A class to parse Orcid author entries.

Methods:

`__init__`(orcid_id)	Instantiator
`work_summary_from_arxiv`(orcid_work)	Match work with an arxiv entry to provide a summary.

Attributes:

`orcid_record`	The raw orcid record as a parsed json.
`arxiv_record`	The raw arxiv record as an atom feed.
`articles`	list of article entries in the author's Orcid entry.
`orcid_id_is_on_arxiv`	Check if the author associated his/her Arxiv with Orcid.
`arxiv_summaries_dic`	Return dict that maps arxiv_entries -> abstracts for the author.

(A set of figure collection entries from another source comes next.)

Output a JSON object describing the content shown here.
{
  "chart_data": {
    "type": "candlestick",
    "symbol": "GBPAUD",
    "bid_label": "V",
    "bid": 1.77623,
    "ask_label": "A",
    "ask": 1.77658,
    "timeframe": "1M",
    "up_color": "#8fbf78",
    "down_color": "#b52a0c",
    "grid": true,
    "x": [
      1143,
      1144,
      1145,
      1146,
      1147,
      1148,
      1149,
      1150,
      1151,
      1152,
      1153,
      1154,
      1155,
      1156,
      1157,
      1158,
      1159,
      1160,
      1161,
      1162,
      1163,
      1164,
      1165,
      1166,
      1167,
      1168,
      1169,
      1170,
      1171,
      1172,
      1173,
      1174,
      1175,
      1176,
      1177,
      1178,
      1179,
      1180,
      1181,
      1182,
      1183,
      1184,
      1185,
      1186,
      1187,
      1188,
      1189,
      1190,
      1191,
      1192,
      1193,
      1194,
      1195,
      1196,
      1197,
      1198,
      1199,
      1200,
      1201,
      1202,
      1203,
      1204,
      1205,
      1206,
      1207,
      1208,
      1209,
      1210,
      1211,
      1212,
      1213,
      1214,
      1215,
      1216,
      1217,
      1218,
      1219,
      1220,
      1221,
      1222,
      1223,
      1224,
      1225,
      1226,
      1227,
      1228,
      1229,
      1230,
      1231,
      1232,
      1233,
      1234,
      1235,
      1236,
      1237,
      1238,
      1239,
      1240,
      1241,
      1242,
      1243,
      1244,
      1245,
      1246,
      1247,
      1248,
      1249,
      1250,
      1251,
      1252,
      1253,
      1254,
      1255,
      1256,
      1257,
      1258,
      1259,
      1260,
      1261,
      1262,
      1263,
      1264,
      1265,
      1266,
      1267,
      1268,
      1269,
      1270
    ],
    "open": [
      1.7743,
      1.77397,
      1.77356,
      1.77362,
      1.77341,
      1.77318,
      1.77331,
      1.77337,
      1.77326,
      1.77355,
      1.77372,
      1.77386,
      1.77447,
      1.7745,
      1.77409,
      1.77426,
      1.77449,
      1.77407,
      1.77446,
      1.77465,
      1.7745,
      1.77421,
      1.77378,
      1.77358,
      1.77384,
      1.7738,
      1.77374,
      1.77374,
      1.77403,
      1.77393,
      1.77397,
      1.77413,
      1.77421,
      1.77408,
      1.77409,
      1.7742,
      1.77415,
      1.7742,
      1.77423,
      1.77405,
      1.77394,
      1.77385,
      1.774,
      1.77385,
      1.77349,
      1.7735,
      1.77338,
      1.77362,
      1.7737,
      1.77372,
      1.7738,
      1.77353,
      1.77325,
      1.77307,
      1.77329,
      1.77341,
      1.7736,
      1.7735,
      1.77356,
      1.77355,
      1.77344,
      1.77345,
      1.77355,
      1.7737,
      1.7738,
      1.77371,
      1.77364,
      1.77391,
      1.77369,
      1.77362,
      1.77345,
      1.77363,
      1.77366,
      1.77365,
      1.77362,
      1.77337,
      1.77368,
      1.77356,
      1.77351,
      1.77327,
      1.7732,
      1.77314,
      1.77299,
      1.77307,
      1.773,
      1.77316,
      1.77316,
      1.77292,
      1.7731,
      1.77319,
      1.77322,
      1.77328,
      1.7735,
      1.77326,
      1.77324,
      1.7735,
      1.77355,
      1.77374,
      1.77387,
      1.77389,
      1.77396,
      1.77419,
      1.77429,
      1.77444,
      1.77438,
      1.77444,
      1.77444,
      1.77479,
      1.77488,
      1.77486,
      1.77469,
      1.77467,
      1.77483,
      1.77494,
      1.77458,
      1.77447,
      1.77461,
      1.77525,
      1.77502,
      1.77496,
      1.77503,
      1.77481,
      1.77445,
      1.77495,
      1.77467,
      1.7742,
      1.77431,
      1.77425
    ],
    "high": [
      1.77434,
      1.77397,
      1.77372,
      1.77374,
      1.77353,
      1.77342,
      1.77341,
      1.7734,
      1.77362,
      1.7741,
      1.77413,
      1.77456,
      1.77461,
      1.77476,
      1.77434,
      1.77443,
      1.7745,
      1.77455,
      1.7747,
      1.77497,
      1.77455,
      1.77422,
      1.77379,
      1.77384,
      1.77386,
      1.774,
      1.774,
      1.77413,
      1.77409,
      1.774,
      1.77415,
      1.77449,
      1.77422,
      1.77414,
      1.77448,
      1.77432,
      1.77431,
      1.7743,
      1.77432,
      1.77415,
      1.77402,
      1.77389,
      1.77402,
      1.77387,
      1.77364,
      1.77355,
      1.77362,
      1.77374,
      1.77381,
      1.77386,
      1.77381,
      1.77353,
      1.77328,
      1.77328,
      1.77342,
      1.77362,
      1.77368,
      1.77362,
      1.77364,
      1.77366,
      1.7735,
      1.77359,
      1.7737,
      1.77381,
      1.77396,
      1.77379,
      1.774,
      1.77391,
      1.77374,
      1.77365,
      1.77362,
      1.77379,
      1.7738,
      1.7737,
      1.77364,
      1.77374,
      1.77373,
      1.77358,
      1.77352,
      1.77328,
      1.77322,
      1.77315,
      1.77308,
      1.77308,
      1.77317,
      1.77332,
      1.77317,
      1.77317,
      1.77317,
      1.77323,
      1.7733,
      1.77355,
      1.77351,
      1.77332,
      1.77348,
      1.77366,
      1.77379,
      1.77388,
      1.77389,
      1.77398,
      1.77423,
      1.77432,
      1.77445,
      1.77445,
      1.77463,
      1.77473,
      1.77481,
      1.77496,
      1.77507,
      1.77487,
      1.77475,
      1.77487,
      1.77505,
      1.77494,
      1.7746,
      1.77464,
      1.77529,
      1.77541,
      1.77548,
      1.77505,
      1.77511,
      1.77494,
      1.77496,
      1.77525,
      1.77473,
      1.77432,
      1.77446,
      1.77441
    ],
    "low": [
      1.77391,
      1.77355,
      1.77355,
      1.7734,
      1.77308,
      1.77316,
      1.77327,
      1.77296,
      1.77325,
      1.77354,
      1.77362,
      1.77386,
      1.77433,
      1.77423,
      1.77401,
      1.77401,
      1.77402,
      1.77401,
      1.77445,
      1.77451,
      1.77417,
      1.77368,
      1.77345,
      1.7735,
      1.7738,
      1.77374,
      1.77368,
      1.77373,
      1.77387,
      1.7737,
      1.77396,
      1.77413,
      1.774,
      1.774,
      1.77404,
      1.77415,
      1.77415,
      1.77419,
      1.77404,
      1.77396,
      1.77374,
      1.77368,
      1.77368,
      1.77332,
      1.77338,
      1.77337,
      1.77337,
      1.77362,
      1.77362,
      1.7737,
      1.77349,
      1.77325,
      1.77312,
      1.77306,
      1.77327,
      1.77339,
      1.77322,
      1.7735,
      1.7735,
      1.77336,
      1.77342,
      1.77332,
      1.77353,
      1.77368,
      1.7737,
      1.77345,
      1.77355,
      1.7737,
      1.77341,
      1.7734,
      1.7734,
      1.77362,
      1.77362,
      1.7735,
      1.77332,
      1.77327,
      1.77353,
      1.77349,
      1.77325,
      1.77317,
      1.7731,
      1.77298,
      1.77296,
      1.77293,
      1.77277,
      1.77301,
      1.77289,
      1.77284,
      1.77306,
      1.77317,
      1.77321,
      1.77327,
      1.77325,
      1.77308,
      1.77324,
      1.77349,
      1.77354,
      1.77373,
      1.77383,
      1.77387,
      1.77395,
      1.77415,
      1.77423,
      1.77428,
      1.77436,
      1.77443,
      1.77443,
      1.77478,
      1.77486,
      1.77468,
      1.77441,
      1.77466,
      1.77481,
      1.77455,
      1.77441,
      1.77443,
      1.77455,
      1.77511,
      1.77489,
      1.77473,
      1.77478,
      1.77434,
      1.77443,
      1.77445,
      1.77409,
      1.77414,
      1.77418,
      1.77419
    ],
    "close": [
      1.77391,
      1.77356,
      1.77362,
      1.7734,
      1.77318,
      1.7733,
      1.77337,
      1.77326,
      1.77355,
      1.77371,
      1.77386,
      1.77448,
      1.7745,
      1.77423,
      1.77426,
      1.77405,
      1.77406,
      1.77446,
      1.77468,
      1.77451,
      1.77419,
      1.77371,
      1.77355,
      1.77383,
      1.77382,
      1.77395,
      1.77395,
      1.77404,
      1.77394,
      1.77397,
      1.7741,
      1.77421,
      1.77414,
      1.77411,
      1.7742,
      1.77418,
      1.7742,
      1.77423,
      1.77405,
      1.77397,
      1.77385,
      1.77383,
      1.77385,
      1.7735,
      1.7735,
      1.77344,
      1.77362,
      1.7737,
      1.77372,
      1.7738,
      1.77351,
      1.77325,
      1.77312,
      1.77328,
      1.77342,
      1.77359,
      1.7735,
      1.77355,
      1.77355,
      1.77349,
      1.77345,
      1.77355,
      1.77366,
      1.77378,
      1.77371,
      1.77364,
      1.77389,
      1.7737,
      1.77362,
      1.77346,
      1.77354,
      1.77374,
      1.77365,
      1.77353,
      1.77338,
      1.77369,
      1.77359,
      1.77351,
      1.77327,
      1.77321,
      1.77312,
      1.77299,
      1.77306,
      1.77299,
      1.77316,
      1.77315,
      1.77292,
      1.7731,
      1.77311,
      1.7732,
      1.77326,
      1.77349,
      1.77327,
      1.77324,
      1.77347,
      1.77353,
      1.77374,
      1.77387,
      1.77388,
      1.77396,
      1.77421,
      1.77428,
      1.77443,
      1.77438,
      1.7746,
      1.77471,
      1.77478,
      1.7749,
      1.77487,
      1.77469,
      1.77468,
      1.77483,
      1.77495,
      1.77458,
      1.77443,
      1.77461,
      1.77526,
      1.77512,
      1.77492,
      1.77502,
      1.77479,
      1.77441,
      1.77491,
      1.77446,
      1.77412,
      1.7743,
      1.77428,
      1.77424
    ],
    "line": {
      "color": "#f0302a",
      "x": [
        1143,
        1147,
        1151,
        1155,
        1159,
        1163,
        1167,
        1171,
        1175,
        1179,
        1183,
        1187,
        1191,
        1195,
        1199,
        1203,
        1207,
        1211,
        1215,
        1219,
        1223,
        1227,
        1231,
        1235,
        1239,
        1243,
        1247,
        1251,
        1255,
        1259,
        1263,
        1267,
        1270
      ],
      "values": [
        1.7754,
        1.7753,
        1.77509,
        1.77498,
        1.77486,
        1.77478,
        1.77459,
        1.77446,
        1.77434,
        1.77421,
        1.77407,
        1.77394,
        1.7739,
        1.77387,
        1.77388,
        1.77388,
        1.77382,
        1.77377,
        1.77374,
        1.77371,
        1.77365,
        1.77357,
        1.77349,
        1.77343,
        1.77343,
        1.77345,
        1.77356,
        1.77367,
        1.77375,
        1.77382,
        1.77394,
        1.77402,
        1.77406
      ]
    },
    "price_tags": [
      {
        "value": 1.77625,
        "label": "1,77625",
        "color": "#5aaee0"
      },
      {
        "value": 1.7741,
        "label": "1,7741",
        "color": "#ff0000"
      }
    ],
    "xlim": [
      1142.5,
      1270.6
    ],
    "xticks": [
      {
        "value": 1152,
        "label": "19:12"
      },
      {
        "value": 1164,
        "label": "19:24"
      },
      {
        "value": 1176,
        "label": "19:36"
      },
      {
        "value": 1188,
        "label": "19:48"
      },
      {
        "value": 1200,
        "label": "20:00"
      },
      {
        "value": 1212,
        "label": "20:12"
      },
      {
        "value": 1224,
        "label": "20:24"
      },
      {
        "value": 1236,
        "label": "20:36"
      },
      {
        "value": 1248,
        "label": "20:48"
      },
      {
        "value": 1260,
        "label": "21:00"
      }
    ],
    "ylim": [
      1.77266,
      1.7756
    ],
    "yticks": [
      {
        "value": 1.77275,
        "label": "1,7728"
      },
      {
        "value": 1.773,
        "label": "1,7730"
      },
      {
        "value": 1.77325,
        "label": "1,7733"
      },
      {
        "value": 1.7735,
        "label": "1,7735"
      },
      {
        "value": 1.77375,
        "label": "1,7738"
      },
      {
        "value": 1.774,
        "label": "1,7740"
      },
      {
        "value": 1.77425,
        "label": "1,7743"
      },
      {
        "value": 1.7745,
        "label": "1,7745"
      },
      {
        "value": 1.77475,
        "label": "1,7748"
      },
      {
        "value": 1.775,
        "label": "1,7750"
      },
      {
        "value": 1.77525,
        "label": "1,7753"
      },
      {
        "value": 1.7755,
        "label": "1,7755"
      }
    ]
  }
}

__init__(orcid_id)[source]¶

Instantiator

Parameters:: orcid_id (str) – The author’s orcid id

property orcid_record¶

The raw orcid record as a parsed json.

Returns:: The raw orcid record as a parsed json (using json.load).
Return type:: list

property arxiv_record¶: The raw arxiv record as an atom feed.

property articles¶

list of article entries in the author’s Orcid entry.

Returns:: list of article entries, formatted as OrcidWork instances.
Return type:: list[OrcidWork]

property orcid_id_is_on_arxiv¶

Check if the author associated his/her Arxiv with Orcid.

Returns:: True if yes, False if no!
Return type:: bool

property arxiv_summaries_dic¶: Return dict that maps arxiv_entries -> abstracts for the author.

work_summary_from_arxiv(orcid_work)[source]¶

Match work with an arxiv entry to provide a summary.

Parameters:: orcid_work (OrcidWork) – the work that needs summary.
Returns:: The guessed summary
Return type:: str

The abstract_collector module¶

This module defines the main_paragraph function.

Functions:

main_paragraph(url)

From a web page, return the paragraph with the biggest length.

scibib.abstract_collector.main_paragraph(url)[source]¶

From a web page, return the paragraph with the biggest length.

Parameters:: url (str) – the url of the web page to treat.